W związku z tym zdarzeniem śledztwo wszczęła Prokuratura Rejonowa w Świdnicy. Oględziny kwiatów rzepaku oraz obumarłych pszczół wykazały, że zostały one skażone silnie trującą substancją, będącą głównym składnikiem preparatu Danadim. Ten środek nie może być stosowany do oprysku rzepaku, ponieważ jest bardzo szkodliwy i zabija pszczoły - powiedział PAP prokurator rejonowy w Świdnicy Marek Rusin.

W toku śledztwa i po zasięgnięciu opinii biegłych wykazano, że w wyniku oprysku doszło do zniszczenia znacznych rozmiarów w świecie roślin i zwierząt. Śledczy postawili rolnikowi zarzut dokonania zniszczenia znacznych rozmiarów w świecie zwierząt. Rolnik - jak wskazano w akcie oskarżenia - dokonał oprysku pola rzepaku niedopuszczalną substancją, w wyniku czego doszło do zatrucia kontaktowego i żołądkowego pszczół. W wyniku tego zmarło 240 rodzin pszczeli z pasiek w Modliszowie, Witoszowie i Pogorzale, według delikatnych szacunków to 7,5 mln pszczół - powiedział prok. Rusin.

Prokurator dodał, że w wyniku oprysku nastąpiła mała katastrofa ekologiczna. Na tym mikroterenie doszło do zaburzenia ekosystemu i biocenozy, jeśli chodzi o populację pszczół - powiedział prokurator.

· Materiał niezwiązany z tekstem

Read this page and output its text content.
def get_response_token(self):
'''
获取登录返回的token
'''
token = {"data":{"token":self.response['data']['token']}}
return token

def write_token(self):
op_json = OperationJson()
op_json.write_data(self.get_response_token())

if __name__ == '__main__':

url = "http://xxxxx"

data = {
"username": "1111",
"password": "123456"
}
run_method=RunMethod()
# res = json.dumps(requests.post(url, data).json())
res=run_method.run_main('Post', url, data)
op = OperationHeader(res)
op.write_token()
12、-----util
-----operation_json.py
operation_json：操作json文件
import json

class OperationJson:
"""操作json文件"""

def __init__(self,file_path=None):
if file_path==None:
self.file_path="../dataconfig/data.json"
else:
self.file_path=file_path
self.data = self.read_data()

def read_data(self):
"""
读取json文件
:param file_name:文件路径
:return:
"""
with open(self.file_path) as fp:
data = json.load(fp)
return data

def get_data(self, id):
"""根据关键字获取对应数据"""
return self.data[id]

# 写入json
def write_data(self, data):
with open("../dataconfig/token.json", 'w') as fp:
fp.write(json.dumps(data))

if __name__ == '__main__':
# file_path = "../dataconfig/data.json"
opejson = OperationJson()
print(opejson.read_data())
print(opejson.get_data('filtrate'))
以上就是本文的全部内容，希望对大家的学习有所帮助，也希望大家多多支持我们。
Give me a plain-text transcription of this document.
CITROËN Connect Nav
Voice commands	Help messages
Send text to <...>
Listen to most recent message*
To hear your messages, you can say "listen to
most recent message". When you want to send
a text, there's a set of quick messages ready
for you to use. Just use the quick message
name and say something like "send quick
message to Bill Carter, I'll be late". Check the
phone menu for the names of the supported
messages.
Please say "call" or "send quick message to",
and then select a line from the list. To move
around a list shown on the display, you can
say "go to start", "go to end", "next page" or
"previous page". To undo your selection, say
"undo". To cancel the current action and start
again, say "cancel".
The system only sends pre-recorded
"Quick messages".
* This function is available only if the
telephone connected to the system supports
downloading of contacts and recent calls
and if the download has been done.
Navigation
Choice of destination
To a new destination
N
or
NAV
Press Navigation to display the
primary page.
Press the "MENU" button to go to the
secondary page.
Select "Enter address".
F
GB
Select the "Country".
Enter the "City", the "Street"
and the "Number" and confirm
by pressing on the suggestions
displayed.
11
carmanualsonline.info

Szkody, które ponieśli właściciele pasiek z trzech miejscowości, oszacowano na 540 tys. zł. Łącznie mieli oni osiem pasiek.

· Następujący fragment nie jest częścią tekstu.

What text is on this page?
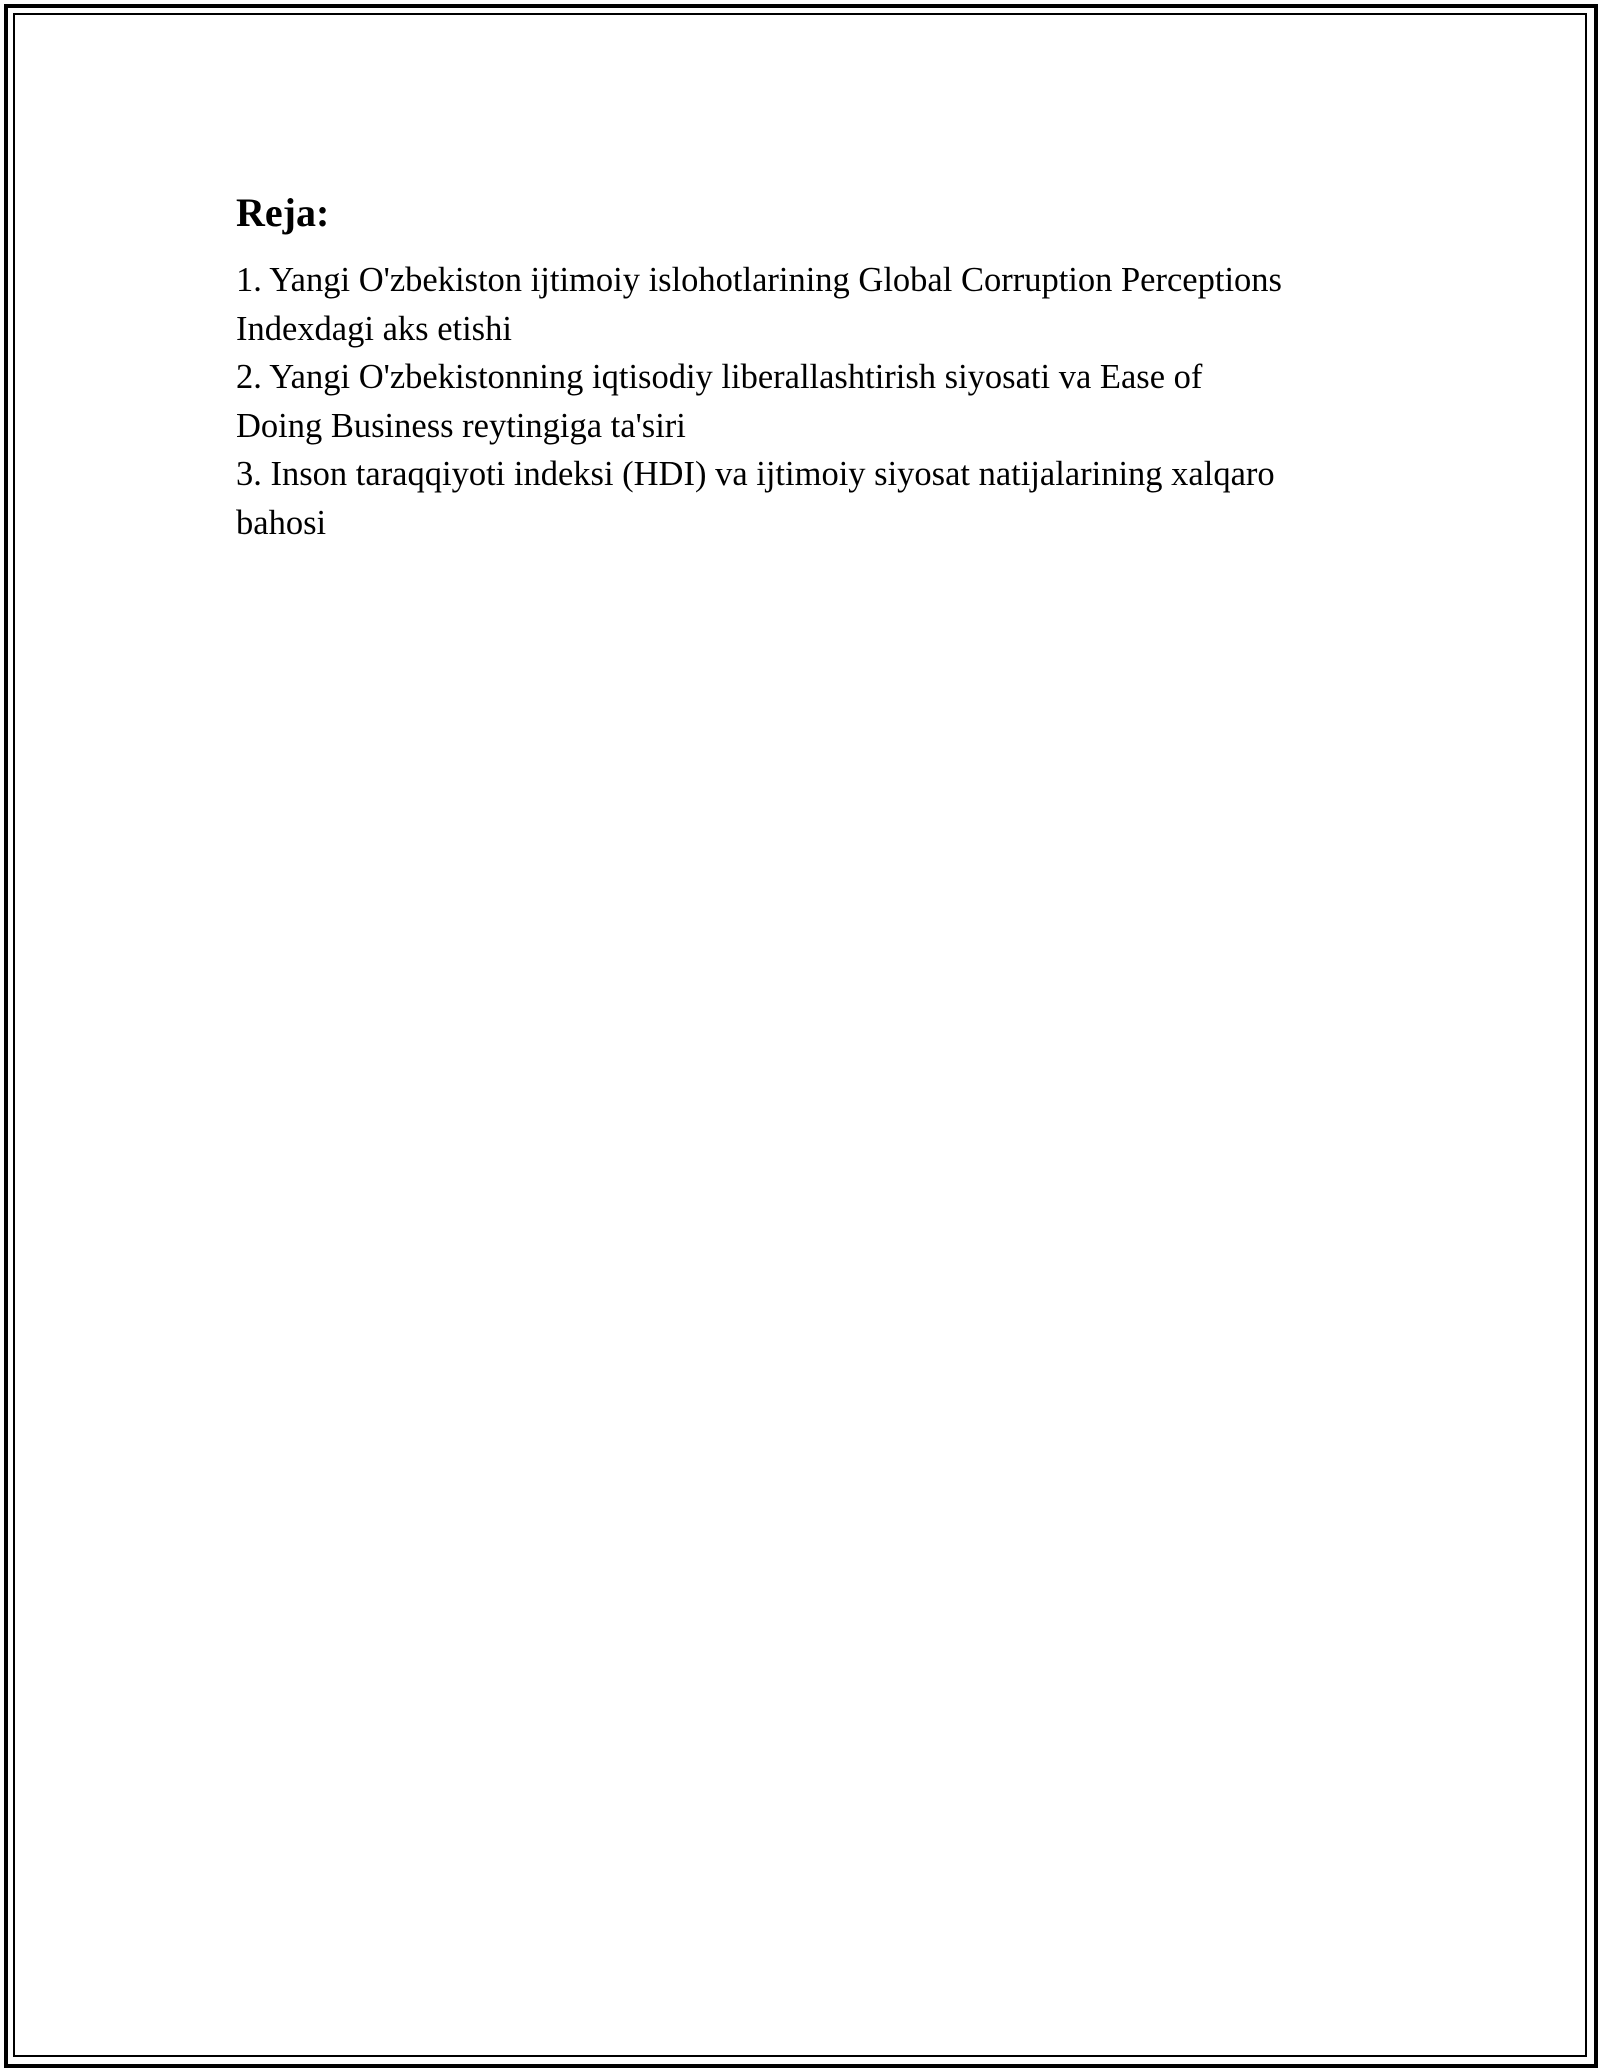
Reja:
1. Yangi O'zbekiston ijtimoiy islohotlarining Global Corruption Perceptions
Indexdagi aks etishi
2. Yangi O'zbekistonning iqtisodiy liberallashtirish siyosati va Ease of
Doing Business reytingiga ta'siri
3. Inson taraqqiyoti indeksi (HDI) va ijtimoiy siyosat natijalarining xalqaro
bahosi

Oskarżony nie przyznał się do zarzutu i odmówił składania wyjaśnień. Grozi mu osiem lat więzienia.

Prokurator Rusin wskazał przy tym, że zatrucia pszczół są niestety w Polsce zjawiskami powszechnymi. W 2019 r. na Dolnym Śląsku doszło do 80 ostrych zatruć oraz 335 podtruć. W całej Polsce zaś do 1,5 tys. zatruć i 32 tys. podtruć.